What is most concerning to me is that there have been previous individuals, like Singh, who have obtained a religious exemption and it has not been an issue. I wonder what the difference is here. If there is no difference, then I believe that Singh should also be allowed the religious exemption. I am also reminded of the Goldman v. Weinberger case. I believe that it is unconstitutional to make the decision between job and faith. Singh should be able to exercise his religious beliefs and at the same time be able to serve his country, a very respectable duty. If previous accommodations have been made without any issues, this case should also be approved. Professionalism can still be upheld, even with Singh following his religion. I don't see any compelling interest to prohibit this if previous exemptions have been allowed.

Molly S said...

I think an important fact to acknowledge in this case is that he is not yet enlisted. As stated by the author, "the Army later claimed that they could not provide this accommodation because Singh was not formally enlisted. Until he enlists, the exemption can not be granted and he must obey the regulation." This could be the distinction between the case and previous examples that have been brought up. Additionally, it is important to consider that this case takes place in an ROTC program on a college campus. With this detail, the claim could be made that it is harder to establish order and uniformity in this setting, surrounded by "civilian students". Thus, while I understand the cases that have come before with exceptions, I find it likely that the request will be denied given the specific facts of the case.

Sam Y. said...

I ultimately see both sides of this case. I agreed with Emily, especially because I do think that it places a substantial burden on Singh's ability to practice his religion freely. However, after reading the other comments and realizing that Singh was not formally enlisted as Molly pointed out, I agree with her. Establishing uniformity and order is much harder to do through an ROTC program on a college campus, since there are more distractions and people that are not involved with the program. I also think if Singh is exempt, this creates a slippery slope for future exemptions and how flexible the regulations will be.

Paris G said...

Max makes a good point about previous exemptions. Why wouldn't these religious exemptions apply to Singh as well? I could be wrong to assume that xenophobic sentiments stirred anxiety surrounded Singh's turban as well. I feel as if his appearance was so unconventional to the army it was hard to accommodate his culture. I disagree with this case the most in the fact that Singh's turban and beard does not pose a threat to national security or impeded on his ability to serve his country. Additionally, I have to disagree with Molly that his role in ROTC informs the courts decision. Since he is not actually enlisted, I think he should most definitely be allowed to maintain his appearance as an ROTC officer. He's certainly not in combat on a college campus and is not in official training yet.

Katie L said...

While I do believe that Singh should get an exemption, I disagree with the argument that there is a more compelling state interest in protecting religious liberties than with protecting unity and discipline in the military. When one joins the military, they have to be prepared to relinquish certain rights for safety reasons, as there are life-or-death situations involved.
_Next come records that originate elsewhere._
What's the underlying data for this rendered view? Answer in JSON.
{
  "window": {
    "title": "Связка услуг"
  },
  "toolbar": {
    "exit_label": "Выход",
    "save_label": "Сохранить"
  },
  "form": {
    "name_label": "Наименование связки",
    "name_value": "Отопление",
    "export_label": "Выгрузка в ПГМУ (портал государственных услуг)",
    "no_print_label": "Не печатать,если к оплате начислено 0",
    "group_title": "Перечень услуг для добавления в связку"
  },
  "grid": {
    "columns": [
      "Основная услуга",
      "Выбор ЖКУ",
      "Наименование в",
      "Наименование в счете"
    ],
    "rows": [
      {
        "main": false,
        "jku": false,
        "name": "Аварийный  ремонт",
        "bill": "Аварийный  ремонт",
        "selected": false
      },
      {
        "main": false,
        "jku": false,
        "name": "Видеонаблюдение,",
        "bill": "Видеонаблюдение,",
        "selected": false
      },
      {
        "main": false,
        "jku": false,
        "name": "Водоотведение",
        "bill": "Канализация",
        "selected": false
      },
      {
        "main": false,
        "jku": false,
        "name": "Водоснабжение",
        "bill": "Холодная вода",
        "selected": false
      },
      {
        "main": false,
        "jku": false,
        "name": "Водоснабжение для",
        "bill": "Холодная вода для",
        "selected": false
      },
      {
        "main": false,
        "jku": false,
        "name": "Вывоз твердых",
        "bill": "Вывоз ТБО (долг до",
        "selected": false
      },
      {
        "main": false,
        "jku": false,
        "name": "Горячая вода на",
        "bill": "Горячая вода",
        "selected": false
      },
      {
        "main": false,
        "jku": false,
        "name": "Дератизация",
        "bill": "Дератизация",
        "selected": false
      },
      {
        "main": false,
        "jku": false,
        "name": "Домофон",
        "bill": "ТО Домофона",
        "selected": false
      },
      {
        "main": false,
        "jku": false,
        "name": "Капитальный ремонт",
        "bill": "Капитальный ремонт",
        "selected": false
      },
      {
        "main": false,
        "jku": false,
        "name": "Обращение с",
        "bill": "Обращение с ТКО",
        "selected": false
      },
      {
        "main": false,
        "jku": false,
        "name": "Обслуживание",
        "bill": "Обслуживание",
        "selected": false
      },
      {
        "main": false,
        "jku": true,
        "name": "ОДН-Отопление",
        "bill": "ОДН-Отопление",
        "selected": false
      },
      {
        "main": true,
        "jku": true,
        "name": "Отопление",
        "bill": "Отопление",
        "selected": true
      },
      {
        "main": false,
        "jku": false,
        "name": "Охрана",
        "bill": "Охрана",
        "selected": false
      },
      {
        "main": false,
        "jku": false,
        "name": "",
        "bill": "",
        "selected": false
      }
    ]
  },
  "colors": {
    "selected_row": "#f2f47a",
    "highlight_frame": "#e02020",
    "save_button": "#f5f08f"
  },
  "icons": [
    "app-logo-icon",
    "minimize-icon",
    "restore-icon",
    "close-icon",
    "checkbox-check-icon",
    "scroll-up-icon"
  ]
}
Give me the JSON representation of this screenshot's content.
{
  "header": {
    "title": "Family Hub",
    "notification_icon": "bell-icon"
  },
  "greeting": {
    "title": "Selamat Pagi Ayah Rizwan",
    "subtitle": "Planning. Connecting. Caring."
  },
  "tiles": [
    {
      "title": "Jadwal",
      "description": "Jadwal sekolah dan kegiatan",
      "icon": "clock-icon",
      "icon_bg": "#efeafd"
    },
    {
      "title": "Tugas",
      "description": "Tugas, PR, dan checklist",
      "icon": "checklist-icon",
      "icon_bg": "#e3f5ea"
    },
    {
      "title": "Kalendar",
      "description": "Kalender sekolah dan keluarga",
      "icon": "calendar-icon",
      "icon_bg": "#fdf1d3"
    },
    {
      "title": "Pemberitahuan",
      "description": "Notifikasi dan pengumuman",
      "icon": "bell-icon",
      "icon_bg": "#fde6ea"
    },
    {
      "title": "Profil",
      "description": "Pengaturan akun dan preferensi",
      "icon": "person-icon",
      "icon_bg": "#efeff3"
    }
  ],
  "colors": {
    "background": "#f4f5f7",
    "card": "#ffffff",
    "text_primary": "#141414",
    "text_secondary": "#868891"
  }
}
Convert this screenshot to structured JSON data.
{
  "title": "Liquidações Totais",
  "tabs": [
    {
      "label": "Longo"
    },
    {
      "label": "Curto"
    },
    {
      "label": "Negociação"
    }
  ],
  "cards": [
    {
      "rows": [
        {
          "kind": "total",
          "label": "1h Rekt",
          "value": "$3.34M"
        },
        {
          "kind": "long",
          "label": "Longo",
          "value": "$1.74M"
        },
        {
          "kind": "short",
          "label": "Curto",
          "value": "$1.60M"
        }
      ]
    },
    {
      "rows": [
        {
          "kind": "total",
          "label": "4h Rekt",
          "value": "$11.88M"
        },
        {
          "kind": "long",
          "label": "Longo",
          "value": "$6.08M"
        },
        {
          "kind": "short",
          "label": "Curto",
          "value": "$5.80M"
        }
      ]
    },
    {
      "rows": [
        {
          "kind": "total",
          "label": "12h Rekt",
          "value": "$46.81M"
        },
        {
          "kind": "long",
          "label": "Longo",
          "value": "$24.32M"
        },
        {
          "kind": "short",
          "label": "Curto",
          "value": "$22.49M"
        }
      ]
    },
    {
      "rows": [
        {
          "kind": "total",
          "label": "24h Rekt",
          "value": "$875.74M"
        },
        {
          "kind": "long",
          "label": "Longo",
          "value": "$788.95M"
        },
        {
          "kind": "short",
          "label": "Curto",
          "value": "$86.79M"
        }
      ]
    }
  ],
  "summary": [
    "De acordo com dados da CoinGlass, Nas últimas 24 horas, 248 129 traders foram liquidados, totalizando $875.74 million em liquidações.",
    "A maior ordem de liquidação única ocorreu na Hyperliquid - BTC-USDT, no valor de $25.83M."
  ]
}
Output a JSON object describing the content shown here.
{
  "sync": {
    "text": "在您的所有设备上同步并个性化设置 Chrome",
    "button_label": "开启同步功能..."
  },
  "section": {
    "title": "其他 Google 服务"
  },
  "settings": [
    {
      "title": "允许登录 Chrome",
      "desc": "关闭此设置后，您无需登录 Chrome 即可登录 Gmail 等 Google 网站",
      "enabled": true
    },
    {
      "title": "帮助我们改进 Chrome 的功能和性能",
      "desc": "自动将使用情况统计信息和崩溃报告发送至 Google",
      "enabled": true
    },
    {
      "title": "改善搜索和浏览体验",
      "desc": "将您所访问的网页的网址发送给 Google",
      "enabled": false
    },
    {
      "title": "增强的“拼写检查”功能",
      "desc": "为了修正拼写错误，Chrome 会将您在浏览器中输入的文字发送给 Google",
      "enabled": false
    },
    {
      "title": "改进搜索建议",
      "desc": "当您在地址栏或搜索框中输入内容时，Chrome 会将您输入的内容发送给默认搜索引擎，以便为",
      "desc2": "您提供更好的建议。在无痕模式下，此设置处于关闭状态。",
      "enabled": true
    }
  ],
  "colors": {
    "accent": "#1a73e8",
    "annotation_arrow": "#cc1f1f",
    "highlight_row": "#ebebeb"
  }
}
However, that is a case-by-case basis in which evidence should be provided to explain that there is a compelling state interest to burden religion. In this case, I do not believe there is because like everyone else in the comments has said, previous exemptions have been made for a similar thing and Singh was just trying to be a part of ROTC. This is the next step in the slippery slope from the Di Liscia v Austin case, as it is a more noticeable religious appearance that Singh has, so it will be interesting to see how the Courts rule. I wonder if there will be any stereotypical, racist decisions made like Paris pointed out.

Genevieve B said...

I am very conflicted about this case. While I do see that it imposes a religious burden on Singh, I also think that this case is different because it concerns the military. As we have discussed several times in class, when you join the military, you give up some of the rights that you have as a civilian. Under this thinking, I would agree with the military for the need for uniformity and utmost cleanliness. However, because there have been exceptions in the past for Seek men, it is difficult for me to totally commit to this line of thinking. I think that ultimately, we should follow the rulings of past cases.